Tout bon criminologue ayant des connaissances en sociologie nous dira que la méchanceté n’est pas une espèce « d’entéléchie » ou de vérité universelle qui existe comme un simple antagonisme de la « bonté ». Le mal surgit d’un contexte, d’une situation sociale et d’une série de mécanismes psychologiques liés au moment ponctuel que nous sommes en train de vivre. Ainsi, un exemple sur ce sujet qui apparaît dans de nombreuses bibliographies est celui lié aux procès de Salem, avec la célèbre chasse aux sorcières.

« La capacité infinie de l’esprit humain pour transformer n’importe qui en personne aimable ou cruelle, compatissante ou égoïste, créative ou destructive, et de faire que certains deviennent des méchants tandis que d’autres sont tout simplement des héros ».

-Phillip Zimbardo-

Il s’agit d’un moment historique délimité dans le temps et réduit à une communauté concrète qui vivait tenaillée par le fanatisme religieux, le puritanisme, l’hystérie collective, etc. Un autre bon exemple de l’effet Lucifer se trouve dans le classique personnage de télévision Walter White de la série « Breaking Bad ».

Dans ce cas, les anthropologues Alan Page Fiske et Tage Shakti signale que nous sommes face à quelqu’un qui commence une série d’actes violents en partant d’une perception du correct, c’est-à-dire que ce qu’il réalise, aussi atroce que ce soit, est plus que justifié par sa situation personnelle complexe et son contexte social. Cependant, nous devons bien garder à l’esprit qu’aucune violence n’est « vertueuse ».

Il est possible qu’à un moment donné, et en raison de certaines circonstances sociales et structurelles, quelqu’un ressente le besoin ou l’obligation de franchir la ligne pour la méchanceté ou la cruautéC’est ce que nous explique l’Effet Lucifer. Cependant, la morale doit être au-dessus de tout cela. Cette dimension incorruptible qui agit comme un leurre pour le souvenir : au-delà de la pression de l’environnement ou du désespoir se trouvent la logique et l’intégrité.

l'effet lucifer

L’effet Lucifer et l’étude de Philip Zimbardo

Nous sommes dans la nuit du 28 avril 2004. La population des Etats-Unis finit de dîner et s’assied devant la télévision pour voir le programme « 60 minutes ». Quelque chose change ce jour-là. La chaîne de télévision invite ces personnes à découvrir quelque chose, une chose pour laquelle beaucoup ne sont pas préparées. Des images de la prison d’Abu Ghraib, en Irak, commencent à être diffusées, sur lesquelles on voit un groupe de soldats américains (hommes et femmes) sodomiser, torturer et frapper les prisonniers irakiens de la manière la plus exécrable et humiliante qui soit.

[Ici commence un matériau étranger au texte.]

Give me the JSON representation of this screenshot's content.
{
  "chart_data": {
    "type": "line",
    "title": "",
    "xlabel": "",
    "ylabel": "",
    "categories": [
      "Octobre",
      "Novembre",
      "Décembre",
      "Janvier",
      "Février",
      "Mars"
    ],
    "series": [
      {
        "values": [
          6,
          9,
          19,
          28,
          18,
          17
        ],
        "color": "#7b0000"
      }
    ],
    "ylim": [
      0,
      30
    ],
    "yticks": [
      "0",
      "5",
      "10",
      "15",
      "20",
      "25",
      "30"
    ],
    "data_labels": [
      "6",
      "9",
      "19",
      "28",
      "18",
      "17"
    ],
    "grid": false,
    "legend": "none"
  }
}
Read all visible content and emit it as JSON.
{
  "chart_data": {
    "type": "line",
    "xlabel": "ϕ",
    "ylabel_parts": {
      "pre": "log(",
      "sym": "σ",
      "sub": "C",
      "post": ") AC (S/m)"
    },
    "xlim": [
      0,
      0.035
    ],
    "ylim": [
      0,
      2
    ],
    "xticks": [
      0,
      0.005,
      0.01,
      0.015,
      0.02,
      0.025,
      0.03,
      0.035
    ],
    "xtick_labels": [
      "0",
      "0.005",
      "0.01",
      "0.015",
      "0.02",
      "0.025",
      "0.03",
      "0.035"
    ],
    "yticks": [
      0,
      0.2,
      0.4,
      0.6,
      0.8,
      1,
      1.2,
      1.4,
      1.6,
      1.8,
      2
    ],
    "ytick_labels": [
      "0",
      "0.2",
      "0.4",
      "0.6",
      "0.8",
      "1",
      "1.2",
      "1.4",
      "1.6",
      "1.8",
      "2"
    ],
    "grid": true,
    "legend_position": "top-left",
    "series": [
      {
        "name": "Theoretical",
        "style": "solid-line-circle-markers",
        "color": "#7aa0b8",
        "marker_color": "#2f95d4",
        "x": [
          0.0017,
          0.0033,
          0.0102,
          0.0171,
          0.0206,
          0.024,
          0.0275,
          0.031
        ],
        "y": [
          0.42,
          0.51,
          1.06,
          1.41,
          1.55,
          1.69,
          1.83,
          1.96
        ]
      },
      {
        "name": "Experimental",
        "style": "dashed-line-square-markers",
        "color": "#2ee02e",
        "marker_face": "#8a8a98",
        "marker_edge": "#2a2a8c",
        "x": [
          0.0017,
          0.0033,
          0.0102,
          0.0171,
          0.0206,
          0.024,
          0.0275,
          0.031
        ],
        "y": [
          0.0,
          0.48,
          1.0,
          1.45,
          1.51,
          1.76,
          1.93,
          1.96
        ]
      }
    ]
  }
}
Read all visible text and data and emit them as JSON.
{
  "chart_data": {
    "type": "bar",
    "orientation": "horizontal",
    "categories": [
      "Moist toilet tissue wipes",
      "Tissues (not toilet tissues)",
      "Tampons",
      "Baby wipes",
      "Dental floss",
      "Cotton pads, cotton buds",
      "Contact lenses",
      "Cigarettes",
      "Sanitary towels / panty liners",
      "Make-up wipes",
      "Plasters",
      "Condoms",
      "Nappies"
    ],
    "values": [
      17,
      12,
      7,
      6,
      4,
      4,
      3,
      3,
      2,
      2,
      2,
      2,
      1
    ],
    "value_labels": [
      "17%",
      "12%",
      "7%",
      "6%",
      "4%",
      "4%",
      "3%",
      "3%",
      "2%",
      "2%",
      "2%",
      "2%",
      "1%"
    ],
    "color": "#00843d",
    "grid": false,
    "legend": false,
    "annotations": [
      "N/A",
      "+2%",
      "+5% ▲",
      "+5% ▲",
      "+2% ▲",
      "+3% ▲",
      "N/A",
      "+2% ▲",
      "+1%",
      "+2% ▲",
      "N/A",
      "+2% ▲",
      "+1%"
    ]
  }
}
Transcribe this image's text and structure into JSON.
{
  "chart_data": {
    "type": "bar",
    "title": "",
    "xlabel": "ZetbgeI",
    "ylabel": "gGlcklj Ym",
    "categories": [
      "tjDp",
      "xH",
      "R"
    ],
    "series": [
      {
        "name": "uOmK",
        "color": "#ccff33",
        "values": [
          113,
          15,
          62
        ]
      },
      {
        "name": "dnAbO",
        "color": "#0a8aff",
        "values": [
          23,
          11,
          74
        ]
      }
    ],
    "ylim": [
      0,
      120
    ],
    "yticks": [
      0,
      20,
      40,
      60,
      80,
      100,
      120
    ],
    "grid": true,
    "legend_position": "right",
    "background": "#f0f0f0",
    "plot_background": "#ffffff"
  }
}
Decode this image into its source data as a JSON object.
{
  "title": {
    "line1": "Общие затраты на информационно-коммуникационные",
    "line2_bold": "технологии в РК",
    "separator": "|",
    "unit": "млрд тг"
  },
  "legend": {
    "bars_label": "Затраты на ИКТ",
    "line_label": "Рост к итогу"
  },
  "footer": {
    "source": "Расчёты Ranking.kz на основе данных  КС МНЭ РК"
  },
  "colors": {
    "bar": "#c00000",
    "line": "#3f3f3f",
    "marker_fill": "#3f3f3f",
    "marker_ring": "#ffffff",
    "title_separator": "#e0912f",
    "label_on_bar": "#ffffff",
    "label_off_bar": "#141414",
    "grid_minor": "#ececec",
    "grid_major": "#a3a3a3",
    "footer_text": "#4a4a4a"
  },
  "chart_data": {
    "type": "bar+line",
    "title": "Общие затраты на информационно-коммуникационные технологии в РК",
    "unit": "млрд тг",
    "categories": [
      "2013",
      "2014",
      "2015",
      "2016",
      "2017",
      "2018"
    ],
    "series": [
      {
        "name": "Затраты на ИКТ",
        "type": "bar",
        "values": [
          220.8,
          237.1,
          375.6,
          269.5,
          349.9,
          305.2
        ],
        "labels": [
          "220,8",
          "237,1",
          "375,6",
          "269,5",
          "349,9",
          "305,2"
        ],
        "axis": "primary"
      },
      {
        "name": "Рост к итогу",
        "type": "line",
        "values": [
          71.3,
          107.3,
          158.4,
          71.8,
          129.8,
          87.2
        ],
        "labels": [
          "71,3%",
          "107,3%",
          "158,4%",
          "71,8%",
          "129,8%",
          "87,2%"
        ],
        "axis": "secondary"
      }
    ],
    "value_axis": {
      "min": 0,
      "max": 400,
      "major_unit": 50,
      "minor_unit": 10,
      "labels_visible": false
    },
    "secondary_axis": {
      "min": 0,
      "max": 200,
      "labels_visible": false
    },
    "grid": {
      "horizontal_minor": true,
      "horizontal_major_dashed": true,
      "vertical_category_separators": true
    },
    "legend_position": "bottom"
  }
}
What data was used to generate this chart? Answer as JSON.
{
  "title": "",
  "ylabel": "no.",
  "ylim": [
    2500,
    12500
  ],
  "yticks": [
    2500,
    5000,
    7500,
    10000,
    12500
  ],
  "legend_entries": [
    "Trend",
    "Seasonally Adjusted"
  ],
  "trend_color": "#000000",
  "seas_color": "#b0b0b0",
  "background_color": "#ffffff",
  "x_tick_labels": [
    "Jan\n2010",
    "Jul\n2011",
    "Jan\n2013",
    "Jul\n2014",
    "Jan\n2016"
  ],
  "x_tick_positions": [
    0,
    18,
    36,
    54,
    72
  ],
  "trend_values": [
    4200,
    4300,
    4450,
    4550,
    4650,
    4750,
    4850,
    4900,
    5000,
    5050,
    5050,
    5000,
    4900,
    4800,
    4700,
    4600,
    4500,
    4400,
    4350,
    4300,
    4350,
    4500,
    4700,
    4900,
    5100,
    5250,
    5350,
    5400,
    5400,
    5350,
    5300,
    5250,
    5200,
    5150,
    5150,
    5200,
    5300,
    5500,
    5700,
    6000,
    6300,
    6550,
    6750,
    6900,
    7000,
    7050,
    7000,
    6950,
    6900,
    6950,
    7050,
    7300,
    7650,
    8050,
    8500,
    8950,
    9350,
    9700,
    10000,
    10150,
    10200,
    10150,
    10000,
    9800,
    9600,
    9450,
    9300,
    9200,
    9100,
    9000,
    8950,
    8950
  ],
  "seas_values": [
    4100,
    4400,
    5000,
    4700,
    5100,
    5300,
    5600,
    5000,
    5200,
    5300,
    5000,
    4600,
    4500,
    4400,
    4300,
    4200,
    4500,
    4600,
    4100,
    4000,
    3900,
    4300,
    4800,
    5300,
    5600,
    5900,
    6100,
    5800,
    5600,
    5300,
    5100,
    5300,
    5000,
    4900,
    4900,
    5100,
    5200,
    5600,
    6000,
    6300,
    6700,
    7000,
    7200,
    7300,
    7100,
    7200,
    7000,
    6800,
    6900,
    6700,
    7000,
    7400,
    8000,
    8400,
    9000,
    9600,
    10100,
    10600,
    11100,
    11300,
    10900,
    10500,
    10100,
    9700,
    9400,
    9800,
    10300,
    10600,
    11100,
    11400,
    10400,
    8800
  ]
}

L’une des personnes qui a vu ces scènes, avec un effroi immense, n’est autre que le célèbre psychologue Philip Zimbardo. Cependant, il convient de dire que pour lui, ces actes n’étaient pas nouveaux, ni inexplicables, ni étranges. La société américaine, de son côté, voyait se craqueler un schéma classique dans sa mentalité. Très vite, ceux que les gens considéraient comme « les bons et les sauveurs » se transformaient, sans trop savoir comment, en « méchants et bourreaux ». Leurs caractéristiques personnelles avaient peut-être été surestimées et ceci en était la preuve.

L’expérience Zimbardo de 1971

Après la publication des photographies, ces 7 gardiens furent accusés et remis à la justice. Malgré tout, le docteur Philip Zimbardo considéra qu’il était nécessaire d’assister au procès pour donner une explication à tout cela.

En fait, avant d’assister au procès, il expliqua très clairement une chose: la méchanceté qui avait germé dans cette prison était l’effet de l’administration Bush et d’une politique qui facilitait grandement l’effet Lucifer.

L’une des raisons pour laquelle il se sentait dans l’obligation de collaborer au procès est qu’il avait lui-même vécu une situation similaire à celle de la prison d’Abu Ghraib. En 1971, il avait mené une expérience à l’Université de Stanford en Californie, au cours de laquelle il avait formé deux groupes d’étudiants: les « gardiens » et les « prisonniers ».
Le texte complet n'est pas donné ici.